Looking Forward: A Flat Economy Means a Rising CRE Marketplace

Commercial real estate markets will continue to improve in 2012 because of the relative yield they offer. With a flat economy comes a rising CRE marketplace.

The economy’s recovery has been disappointing by many standards of measurement. We’ve seen declines in median household income. As of November 2011, employment was up just 0.9 percent from its lowest level in the recent recession – which pales in comparison to a post-World War II historical average of a 6.8 percent decrease in unemployment 30 months after the end of recessions. And, amid all the European crises, Commercial Property Executive reported today that the biggest problem isn’t Greek debt; it’s the possibility of default in Italy.

But there has been somewhat of a brightening: The 2 percent third-quarter growth in U.S. GDP hit just before a record holiday season, and a year-beginning prediction from services firm Jones Lang LaSalle said that total transaction volume in U.S. capital markets in 2012 could hit $160 billion.

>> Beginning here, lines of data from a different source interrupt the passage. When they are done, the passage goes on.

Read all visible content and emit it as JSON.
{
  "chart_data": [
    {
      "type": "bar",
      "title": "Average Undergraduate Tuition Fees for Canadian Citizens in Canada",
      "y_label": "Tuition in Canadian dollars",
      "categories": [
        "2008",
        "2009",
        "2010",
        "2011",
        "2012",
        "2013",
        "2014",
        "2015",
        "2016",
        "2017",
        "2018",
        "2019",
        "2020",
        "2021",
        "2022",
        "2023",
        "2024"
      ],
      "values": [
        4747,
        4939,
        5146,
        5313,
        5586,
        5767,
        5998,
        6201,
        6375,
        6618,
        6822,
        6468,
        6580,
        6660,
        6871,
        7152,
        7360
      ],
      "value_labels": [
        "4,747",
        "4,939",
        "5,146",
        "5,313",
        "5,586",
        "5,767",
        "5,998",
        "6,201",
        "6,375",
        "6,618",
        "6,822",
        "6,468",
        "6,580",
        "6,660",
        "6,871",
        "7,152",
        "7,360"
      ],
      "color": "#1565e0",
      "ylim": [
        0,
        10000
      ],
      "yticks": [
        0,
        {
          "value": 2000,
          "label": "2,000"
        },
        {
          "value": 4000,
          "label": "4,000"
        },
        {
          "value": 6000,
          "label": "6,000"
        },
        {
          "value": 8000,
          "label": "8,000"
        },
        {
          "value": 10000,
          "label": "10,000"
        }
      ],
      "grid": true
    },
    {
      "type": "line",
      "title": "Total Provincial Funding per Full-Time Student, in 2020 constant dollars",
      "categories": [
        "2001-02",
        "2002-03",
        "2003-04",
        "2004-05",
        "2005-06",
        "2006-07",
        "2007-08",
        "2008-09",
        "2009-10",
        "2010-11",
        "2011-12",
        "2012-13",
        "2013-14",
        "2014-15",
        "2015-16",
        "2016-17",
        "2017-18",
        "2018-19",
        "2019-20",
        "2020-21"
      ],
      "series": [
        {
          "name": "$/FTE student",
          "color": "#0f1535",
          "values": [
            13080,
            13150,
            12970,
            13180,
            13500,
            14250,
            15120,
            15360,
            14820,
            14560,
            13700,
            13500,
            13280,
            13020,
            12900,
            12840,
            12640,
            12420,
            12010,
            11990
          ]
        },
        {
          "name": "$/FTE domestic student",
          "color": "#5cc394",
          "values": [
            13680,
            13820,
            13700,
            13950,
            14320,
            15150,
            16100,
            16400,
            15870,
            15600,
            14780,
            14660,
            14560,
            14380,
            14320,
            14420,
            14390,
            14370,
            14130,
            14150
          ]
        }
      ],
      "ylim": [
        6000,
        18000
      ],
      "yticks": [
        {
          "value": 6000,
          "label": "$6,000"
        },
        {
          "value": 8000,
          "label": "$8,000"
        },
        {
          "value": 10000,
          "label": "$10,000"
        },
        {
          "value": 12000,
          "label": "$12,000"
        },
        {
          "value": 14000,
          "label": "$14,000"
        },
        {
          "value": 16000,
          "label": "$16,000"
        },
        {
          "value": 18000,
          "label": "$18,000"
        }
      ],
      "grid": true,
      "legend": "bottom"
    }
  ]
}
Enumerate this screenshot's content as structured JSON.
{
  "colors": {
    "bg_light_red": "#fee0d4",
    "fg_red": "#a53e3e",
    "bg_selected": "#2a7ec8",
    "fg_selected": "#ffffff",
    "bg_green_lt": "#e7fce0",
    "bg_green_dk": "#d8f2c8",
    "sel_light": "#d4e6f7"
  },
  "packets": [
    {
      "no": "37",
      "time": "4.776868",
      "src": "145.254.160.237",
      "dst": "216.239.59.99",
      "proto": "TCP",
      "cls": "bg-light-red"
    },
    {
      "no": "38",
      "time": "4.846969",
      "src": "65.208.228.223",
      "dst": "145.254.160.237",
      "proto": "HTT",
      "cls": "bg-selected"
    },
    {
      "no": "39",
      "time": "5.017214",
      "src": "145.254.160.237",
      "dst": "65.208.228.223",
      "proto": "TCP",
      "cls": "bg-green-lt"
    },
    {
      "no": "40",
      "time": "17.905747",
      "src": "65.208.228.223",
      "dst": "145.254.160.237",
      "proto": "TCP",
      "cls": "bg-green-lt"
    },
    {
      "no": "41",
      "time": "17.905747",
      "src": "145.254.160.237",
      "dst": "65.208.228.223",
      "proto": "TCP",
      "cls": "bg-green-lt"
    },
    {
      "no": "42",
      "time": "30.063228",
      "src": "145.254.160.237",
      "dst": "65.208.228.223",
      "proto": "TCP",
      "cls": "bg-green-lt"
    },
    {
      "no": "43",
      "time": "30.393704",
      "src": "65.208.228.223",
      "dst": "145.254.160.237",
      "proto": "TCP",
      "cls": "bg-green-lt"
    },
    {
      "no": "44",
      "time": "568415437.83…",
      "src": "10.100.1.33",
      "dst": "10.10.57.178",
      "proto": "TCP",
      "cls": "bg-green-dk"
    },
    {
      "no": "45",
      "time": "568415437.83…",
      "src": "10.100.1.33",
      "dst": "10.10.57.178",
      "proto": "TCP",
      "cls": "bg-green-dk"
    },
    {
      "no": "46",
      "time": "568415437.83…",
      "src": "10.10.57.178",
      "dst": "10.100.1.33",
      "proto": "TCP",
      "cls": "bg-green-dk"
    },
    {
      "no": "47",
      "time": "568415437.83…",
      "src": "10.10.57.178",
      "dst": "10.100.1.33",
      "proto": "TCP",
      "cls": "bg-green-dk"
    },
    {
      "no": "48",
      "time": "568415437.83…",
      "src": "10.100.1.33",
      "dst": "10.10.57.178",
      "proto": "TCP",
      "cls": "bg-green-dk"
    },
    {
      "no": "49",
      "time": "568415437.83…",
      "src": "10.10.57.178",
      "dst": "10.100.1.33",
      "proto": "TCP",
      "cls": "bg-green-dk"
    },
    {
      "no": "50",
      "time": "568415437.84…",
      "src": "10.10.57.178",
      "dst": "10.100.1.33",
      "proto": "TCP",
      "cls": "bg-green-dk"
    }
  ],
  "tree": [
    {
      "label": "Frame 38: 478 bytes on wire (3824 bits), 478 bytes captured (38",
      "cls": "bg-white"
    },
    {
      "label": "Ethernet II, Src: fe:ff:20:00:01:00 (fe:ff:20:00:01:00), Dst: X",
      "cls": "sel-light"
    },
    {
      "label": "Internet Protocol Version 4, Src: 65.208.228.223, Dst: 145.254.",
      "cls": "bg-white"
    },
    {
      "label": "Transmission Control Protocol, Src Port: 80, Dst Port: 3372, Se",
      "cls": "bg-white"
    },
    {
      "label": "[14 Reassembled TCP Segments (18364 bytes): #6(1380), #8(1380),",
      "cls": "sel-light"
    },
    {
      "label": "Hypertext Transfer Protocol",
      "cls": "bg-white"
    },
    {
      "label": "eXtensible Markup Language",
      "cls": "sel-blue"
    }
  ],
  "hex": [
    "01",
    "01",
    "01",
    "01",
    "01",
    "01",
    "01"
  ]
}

While that’s not the same volume of growth as 2010 to 2011 – when transactions grew by 44 percent – it’s still a significant improvement in the 15 to 20 percent range. “There is uncertainty out there, but give me a flat economy and I’ll show you a rising CRE marketplace,” Tom Fish, executive managing director and co-head of Jones Lang LaSalle’s real estate investment banking unit told Commercial Property Executive. “Commercial real estate markets will continue to improve because of the relative yield they offer.”

Ian Goltra, a portfolio manager with Forward Management L.L.C., agrees.

“Even with weak U.S. job growth, the supply/demand picture appears favorable on the commercial side, especially in the apartment and lodging sectors, while housing is still in the weeds,” he said. “Meanwhile, commercial properties are relatively inexpensive by historical standards.” Goltra went on to note that, in 2011, private equity fundraising for direct-property purchases hit a new peak of more than $150 billion.

A recent report by Maximus Advisors, a research and consulting firm, pointed out what many in the industry already know: That multi-family is going to continue to be the darling asset class for investors. With home ownership down 0.6 percent from one year ago – a shift of 700,000 owners into renters – “the transition from stage one of the recovery to stage two” may be in the cards, the report noted. “The net result leaves the overall outlook for [the multi-family sector] in place: continued improvement in vacancies and healthy rent gains.”

But it won’t only be the cultural shift from buying to renting; new apartment developments will fuel the trend as well. “We will start to see development capital pour into markets that can substantiate it,” Fish said. “Even capital that was focused on urban infill core will creep out to suburban areas because [investors] see potential.”

But the investment trend doesn’t stop with multi-family – investors with a willingness to invest are flocking to core product in all sectors. For offices, investors will continue to be most interested in the top-tier markets this year. In fact, market share for the office volume as a percentage of all investment in core gateway markets increased to 60 percent as of the third quarter, versus a longer-term average of 51 percent.